Desde muito criança, Hinata sempre adorara estrelas, planetas, constelações e tudo mais que fosse relacionado à astronomia. Alguns de seus parentes até brincavam com a possibilidade de que, algum dia, ao invés de se tornar a herdeira do gigantesco conglomerado empresarial da família, a garotinha meiga e tímida pudesse acabar sendo uma astrônoma de mão cheia quando mais velha. A morena apenas sorria, as bochechas delicadas ficando coradas enquanto o pai tentava disfarçar que não era lá tão favorável à idéia. Eram brincadeiras inofensivas, sonhos de uma criança, não? Mesmo assim, após certa insistência, Hiashi concordou em deixar a filha ir a uma das exibições – e sozinha, o que era uma raridade por si só.

Depois de gastar o que pareceram quinze minutos na fila, considerando que era a primeira sessão em sete meses – o local estivera fechado para reformas e manutenção de equipamento, entre tantas outras melhorias – e quase todos os ingressos haviam sido vendidos, Hinata finalmente conseguiu entrar e procurar por um assento. Não queria sentar muito longe das outras pessoas, mas proximidade demais também não a agradava. Sendo filha de quem era e com a timidez que tinha, certamente não saberia como reagir caso houvesse algum contato por parte de estranhos. Sentou-se na fileira do fundo, quase encostando o topo da cabeça na parede.

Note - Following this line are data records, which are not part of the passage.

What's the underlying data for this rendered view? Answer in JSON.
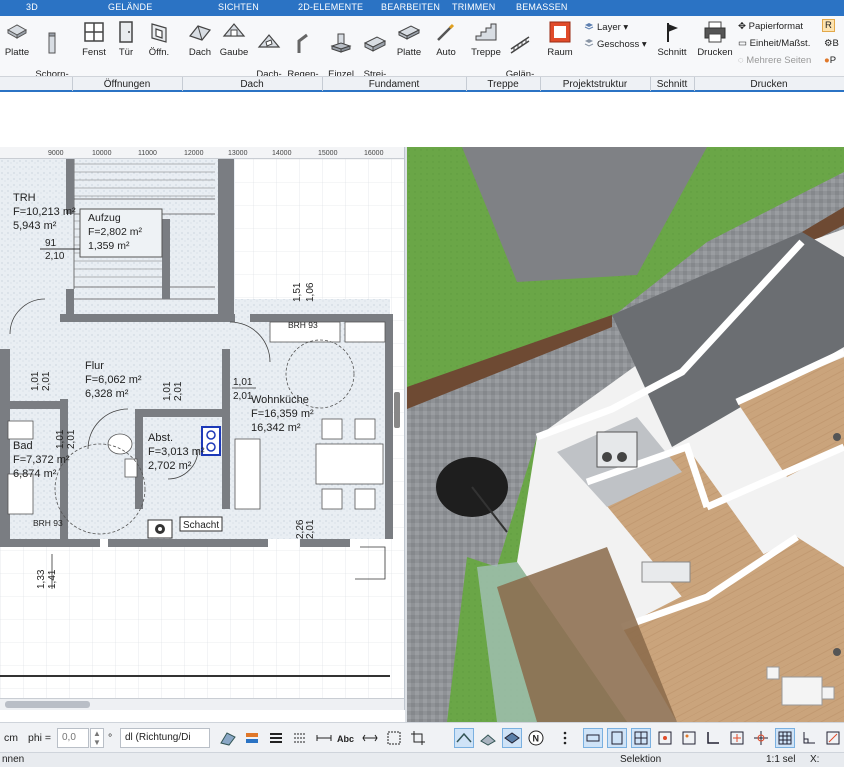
{
  "ribbon": {
    "tabs": [
      "3D",
      "GELÄNDE",
      "SICHTEN",
      "2D-ELEMENTE",
      "BEARBEITEN",
      "TRIMMEN",
      "BEMASSEN"
    ],
    "buttons": {
      "platte1": "Platte",
      "schornstein": "Schorn-\nstein",
      "fenster": "Fenst",
      "tuer": "Tür",
      "oeffnung": "Öffn.",
      "dach": "Dach",
      "gaube": "Gaube",
      "dachfenster": "Dach-\nfenster",
      "regenfallrohr": "Regen-\nfallrohr",
      "einzelfund": "Einzel\nFund.",
      "streifen": "Strei-\nfen",
      "platte2": "Platte",
      "auto": "Auto",
      "treppe": "Treppe",
      "gelaender": "Gelän-\nder",
      "raum": "Raum",
      "schnitt": "Schnitt",
      "drucken": "Drucken"
    },
    "small": {
      "layer": "Layer",
      "geschoss": "Geschoss",
      "papierformat": "Papierformat",
      "einheit": "Einheit/Maßst.",
      "mehrere_seiten": "Mehrere Seiten",
      "r_clip": "R",
      "b_clip": "B",
      "p_clip": "P"
    },
    "groups": [
      "Öffnungen",
      "Dach",
      "Fundament",
      "Treppe",
      "Projektstruktur",
      "Schnitt",
      "Drucken"
    ]
  },
  "ruler": {
    "ticks": [
      "9000",
      "10000",
      "11000",
      "12000",
      "13000",
      "14000",
      "15000",
      "16000"
    ]
  },
  "plan": {
    "rooms": [
      {
        "name": "TRH",
        "line1": "F=10,213 m²",
        "line2": "5,943 m²"
      },
      {
        "name": "Aufzug",
        "line1": "F=2,802 m²",
        "line2": "1,359 m²"
      },
      {
        "name": "Flur",
        "line1": "F=6,062 m²",
        "line2": "6,328 m²"
      },
      {
        "name": "Wohnküche",
        "line1": "F=16,359 m²",
        "line2": "16,342 m²"
      },
      {
        "name": "Bad",
        "line1": "F=7,372 m²",
        "line2": "6,874 m²"
      },
      {
        "name": "Abst.",
        "line1": "F=3,013 m²",
        "line2": "2,702 m²"
      }
    ],
    "labels": {
      "d91": "91",
      "d210": "2,10",
      "brh93a": "BRH 93",
      "brh93b": "BRH 93",
      "schacht": "Schacht",
      "d151": "1,51",
      "d106": "1,06",
      "d101a": "1,01",
      "d201a": "2,01",
      "d101b": "1,01",
      "d201b": "2,01",
      "d101c": "1,01",
      "d201c": "2,01",
      "d101d": "1,01",
      "d201d": "2,01",
      "d201e": "2,01",
      "d226": "2,26",
      "d141": "1,41",
      "d133": "1,33"
    }
  },
  "toolbar": {
    "unit": "cm",
    "phi_label": "phi =",
    "phi_value": "0,0",
    "phi_unit": "°",
    "dl_select": "dl (Richtung/Di"
  },
  "status": {
    "left": "nnen",
    "mode": "Selektion",
    "scale": "1:1 sel",
    "coord": "X:"
  },
  "colors": {
    "accent": "#2b73c4",
    "grass": "#6aa647",
    "paving": "#8f9296",
    "floor_wood": "#c9a27a",
    "wall": "#ffffff"
  }
}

Dois dos lugares à sua direita estavam ocupados. Um deles, por um garoto loirinho que achou muito fofo e que não poderia ser muito mais velho que ela mesma. O outro, por uma mulher ruiva e alegre que devia ser sua mãe, já que a fisionomia era muito parecida, quase igual. Sorriu um pouco com a visão da família alegre e voltou sua atenção para o teto, observando a estrutura na qual as imagens seriam projetadas depois. Talvez precisasse se consultar com um oftalmologista, já que sentiu certa dificuldade para enxergar os detalhes do projetor central, que se encontrava alguns metros à sua frente, mas logo parou de pensar nisso. Contanto que fosse capaz de visualizar o brilho das estrelas e as cores dos planetas que seriam mostrados ali, tudo ficaria bem.

Ajeitou-se na cadeira, ansiosa, e olhou para os lados até que as luzes começassem a se apagar lentamente, uma por uma. Alguns instantes depois, um homem jovem de aparência simpática apareceu de algum lugar – a garota não reparou de onde, já que sua expectativa aumentava a cada segundo – e se apresentou como Iruka Umino, o diretor do planetário.

– Primeiramente, gostaria de agradecer a todos aqui pela presença na reabertura do planetário. Todos nós do Centro Cultural de Konoha ficamos muito felizes em ver que nossos esforços ao longo desses meses valeram a pena – ele sorriu, parecendo realmente contente e orgulhoso. De fato, o lugar havia ficado lindo. – Em nome de todos que trabalharam nesse projeto e o tornaram possível, eu lhes dou as boas-vindas e digo, com toda a sinceridade, que espero vê-los por aqui outras vezes num futuro próximo, também nas outras atrações do complexo. Sem mais delongas, espero que todos aproveitem a exibição.

Sorriu mais uma vez, um pouco mais nervoso e visivelmente constrangido por ser o centro das atenções, e foi se sentar também, recebendo uma salva de palmas de todos os presentes. Extasiada, Hinata não conseguia parar de balançar os pés, nos quais brilhavam sapatinhos vermelhos muito similares aos de uma certa Dorothy Gale. A diferença estava justamente no fato da pequena Hyuuga se sentir mais à vontade ali, observando o universo enquanto solitária no meio da multidão, do que na seriedade opressora do casarão da família. Uma bela de uma subversão do bom e velho "Não há lugar como o lar", por assim dizer.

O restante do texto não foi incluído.